Um die kupferzeitliche Gletschermumie 'Ötzi', die 1991 in den Ötztaler Alpen am Similaun-Gletscher in Südtirol gefunden wurde, ranken sich zahlreiche Gerüchte: Nicht nur, dass man erst im Nachhinein eine todbringende Pfeilspitze in der linken Schulter fand, dass ein Schädel-Hirn-Trauma und gebrochene Rippen aufgetreten und eine Tätowierung vorhanden waren ...

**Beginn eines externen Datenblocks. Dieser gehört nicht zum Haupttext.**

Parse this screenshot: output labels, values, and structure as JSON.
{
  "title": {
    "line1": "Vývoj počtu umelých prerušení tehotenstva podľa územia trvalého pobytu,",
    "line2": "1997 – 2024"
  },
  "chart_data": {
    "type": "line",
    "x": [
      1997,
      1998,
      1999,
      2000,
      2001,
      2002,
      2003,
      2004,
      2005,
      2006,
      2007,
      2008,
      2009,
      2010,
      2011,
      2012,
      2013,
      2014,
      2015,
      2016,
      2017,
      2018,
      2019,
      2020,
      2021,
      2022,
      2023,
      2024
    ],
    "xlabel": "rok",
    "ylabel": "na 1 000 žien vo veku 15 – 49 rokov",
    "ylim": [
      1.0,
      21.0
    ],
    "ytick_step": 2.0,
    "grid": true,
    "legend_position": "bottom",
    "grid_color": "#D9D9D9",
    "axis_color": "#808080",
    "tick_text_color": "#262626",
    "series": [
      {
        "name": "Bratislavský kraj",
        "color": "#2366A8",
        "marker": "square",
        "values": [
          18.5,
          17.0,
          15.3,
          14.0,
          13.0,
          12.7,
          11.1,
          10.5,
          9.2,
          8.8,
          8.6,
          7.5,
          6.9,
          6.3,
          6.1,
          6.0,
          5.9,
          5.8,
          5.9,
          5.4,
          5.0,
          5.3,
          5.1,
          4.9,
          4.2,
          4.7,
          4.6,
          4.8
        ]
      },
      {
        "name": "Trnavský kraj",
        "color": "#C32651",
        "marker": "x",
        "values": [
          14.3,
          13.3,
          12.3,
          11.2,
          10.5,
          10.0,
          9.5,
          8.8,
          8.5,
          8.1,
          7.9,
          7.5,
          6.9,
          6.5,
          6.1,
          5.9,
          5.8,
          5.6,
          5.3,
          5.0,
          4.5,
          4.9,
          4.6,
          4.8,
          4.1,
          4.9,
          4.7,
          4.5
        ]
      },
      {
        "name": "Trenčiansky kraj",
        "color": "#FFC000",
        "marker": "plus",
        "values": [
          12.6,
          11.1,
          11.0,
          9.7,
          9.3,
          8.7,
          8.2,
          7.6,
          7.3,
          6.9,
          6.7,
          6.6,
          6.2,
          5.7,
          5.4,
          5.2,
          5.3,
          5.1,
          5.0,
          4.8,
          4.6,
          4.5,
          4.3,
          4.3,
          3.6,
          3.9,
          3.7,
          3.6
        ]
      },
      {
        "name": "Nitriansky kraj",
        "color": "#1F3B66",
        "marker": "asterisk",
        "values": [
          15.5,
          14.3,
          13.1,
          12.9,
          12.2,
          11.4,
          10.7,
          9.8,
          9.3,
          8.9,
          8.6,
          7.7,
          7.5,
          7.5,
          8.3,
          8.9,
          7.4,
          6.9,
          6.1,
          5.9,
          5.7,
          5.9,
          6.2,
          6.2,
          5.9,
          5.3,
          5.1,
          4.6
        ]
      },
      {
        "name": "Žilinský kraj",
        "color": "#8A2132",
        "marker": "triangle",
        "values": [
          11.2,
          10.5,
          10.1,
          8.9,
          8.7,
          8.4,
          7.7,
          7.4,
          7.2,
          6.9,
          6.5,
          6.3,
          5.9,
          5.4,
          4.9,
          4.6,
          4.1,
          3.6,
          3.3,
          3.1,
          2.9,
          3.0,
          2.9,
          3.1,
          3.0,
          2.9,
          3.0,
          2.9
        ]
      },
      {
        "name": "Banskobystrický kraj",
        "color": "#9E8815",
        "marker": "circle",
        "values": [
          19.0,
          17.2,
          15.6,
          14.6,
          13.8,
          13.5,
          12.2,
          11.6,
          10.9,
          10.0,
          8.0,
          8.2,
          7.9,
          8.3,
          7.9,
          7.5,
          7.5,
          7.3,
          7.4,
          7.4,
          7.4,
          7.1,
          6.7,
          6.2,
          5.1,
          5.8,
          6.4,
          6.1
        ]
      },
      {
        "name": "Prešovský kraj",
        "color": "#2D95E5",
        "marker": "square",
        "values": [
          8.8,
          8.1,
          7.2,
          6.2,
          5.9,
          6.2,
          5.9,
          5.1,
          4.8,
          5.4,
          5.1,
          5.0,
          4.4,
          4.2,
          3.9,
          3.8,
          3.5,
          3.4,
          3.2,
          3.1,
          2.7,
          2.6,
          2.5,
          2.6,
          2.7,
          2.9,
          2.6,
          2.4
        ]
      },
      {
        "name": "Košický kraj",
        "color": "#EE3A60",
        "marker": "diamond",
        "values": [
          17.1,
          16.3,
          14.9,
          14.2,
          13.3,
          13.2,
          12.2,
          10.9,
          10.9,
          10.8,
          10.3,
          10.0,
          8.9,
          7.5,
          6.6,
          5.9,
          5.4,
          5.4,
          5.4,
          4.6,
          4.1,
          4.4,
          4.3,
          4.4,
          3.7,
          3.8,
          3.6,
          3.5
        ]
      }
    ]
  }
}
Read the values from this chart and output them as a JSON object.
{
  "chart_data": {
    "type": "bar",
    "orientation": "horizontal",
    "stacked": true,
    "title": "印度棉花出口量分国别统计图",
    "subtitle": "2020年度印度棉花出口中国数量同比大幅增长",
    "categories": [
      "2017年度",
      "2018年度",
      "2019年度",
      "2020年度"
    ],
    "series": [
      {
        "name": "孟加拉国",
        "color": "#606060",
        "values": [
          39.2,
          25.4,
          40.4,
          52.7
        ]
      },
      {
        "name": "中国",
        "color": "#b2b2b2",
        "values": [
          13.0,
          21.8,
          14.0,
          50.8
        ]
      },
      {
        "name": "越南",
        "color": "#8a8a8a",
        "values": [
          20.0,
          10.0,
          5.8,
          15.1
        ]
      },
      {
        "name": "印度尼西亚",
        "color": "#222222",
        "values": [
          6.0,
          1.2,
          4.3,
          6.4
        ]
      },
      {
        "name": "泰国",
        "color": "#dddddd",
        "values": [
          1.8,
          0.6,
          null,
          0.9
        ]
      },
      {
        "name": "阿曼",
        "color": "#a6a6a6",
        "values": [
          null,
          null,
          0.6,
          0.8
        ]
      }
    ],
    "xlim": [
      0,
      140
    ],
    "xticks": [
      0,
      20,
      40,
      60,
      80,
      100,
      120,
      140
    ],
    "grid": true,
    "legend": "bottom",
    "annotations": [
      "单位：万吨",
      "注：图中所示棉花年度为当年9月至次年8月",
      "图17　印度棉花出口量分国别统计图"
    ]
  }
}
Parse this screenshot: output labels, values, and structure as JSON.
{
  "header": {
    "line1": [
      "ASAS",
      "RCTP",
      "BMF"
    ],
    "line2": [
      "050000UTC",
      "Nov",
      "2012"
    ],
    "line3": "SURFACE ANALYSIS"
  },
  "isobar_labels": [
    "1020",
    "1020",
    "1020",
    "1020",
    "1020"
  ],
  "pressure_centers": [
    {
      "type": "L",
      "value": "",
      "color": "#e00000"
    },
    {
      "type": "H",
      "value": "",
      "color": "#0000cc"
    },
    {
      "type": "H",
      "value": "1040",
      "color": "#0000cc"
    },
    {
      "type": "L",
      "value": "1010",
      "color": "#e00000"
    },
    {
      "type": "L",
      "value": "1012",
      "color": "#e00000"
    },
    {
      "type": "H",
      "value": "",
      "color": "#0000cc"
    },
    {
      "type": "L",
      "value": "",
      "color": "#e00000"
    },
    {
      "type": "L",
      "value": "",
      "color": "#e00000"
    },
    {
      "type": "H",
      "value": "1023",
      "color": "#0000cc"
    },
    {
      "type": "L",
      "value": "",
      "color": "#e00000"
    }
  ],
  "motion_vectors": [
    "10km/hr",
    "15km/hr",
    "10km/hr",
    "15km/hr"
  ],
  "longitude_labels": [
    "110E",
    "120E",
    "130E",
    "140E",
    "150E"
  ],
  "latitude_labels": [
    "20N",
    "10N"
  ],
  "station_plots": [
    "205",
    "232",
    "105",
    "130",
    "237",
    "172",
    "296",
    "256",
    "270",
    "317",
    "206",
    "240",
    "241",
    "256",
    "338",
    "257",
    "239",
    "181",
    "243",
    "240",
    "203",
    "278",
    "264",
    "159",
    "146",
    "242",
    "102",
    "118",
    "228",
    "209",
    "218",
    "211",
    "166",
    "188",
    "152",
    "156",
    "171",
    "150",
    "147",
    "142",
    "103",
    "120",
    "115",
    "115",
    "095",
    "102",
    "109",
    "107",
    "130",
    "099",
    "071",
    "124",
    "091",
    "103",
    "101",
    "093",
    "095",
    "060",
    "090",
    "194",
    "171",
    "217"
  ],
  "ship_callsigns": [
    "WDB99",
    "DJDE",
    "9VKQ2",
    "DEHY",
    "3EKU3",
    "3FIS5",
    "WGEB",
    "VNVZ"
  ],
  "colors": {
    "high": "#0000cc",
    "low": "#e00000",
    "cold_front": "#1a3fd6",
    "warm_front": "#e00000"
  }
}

Sondern angeblich litt er auch unter Arthrose und Karies – vermutlich wegen fehlender Vollwert-Frischkost, ohne Bircher-Müsli, Salat und Südfrüchte und wegen zu viel „Junk-Food“ mit Pasta, Wein, Honig bzw. Fleisch als Jagdstrecke von schnell flüchtendem oder angreifendem „Fast-Food“?
Auch eine Laktoseintoleranz wurde ihm gelegentlich unterstellt, vermutlich weil man einen in der Nähe gefundenen Tetra Pak® mit Sojamilch nicht anders zuordnen wollte. Die Anfälligkeit für Herz-Kreislauf-Erkrankungen mit RR-Werten von null mm Hg wurde vermutlich mit einer pathologischen „Kipptisch“-Untersuchung als „Kollaps-Neigung“ detektiert. Doch was jetzt im Volltext in SCIENCE mit dem Titel: „The 5300-year-old Helicobacter pylori genome of the Iceman“ von Frank Maixner et al. unter
http://science.sciencemag.org/content/351/6269/162.full publiziert wurde, ist n i c h t der vage Hinweis auf Eiweiße, die typischerweise von neutrophilen Granulozyten gebildet werden. Sondern im kältekonservierten Magen-Darm-Trakt gelang der Nachweis von Übereinstimmungen im direkten Gene-Coding und –Mapping mit einer Eurasischen Helicobacter pylori (H.p.) Variante [“Gene coverage and distribution of the enriched and validated Iceman H. pylori reads mapped onto the 1.6 Mb large reference genome H. pylori 26695.”] In ländlichen Bereichen ist noch heute weit mehr als die Hälfte der gesamten Menschheit mit H. p. infiziert: Ein klassischer Schmutzkeim, der bereits im frühkindlichen Krabbelalter aufgenommen wird und später i. d. R. nicht mehr von Mensch zu Mensch übertragen werden kann. Warum im Verhältnis zu seiner hohen Prävalenz nur relativ wenige an diesem säurefesten Keim invasiv und inzident erkranken, können selbst die beiden Medizin-Physiologie-Nobelpreisträger von 2005, Barry J. Marshall und J. Robin Warren, nicht erklären. Bei der vor 5.300 Jahren erreichbaren Lebenserwartung waren sicher kein Magenkarzinom oder die Entwicklung eines MALT-Lymphoms zu erwarten. Da hätten, rein erdgeschichtlich betrachtet, die kurze Zeit danach entdeckten H2-Blocker wie Ranitidin und die Sekunden später synthetisierten Ome-, Esome- und Panto-Prazole bzw. die dann folgende Entwicklung der H. p. Eradikation geholfen. Eines ist sicher: Wenn die Klimakammer in Bozen den „Ötzi“ nicht immer so frisch und kalt halten würde, kämen zu den Gerüchten um seinen Tod auch noch ziemlich üble Gerüche hinzu, und der Magen-Darm-Trakt wäre für die Wissenschaftler unwiederbringlich futsch gewesen!
P.S.: Mein Foto ist eine Teil-Abbildung von Fresken aus der ältesten Kirche Südtirols, in der Nähe des Fundortes von "Ötzi". Als diese Bilder im 8. Jahrhundert aufgetragen wurden, lag die Gletschermumie schon ca. 4.000 Jahre im Gletschereis, bis sie erst weitere 1.300 Jahre später aufgefunden wurde.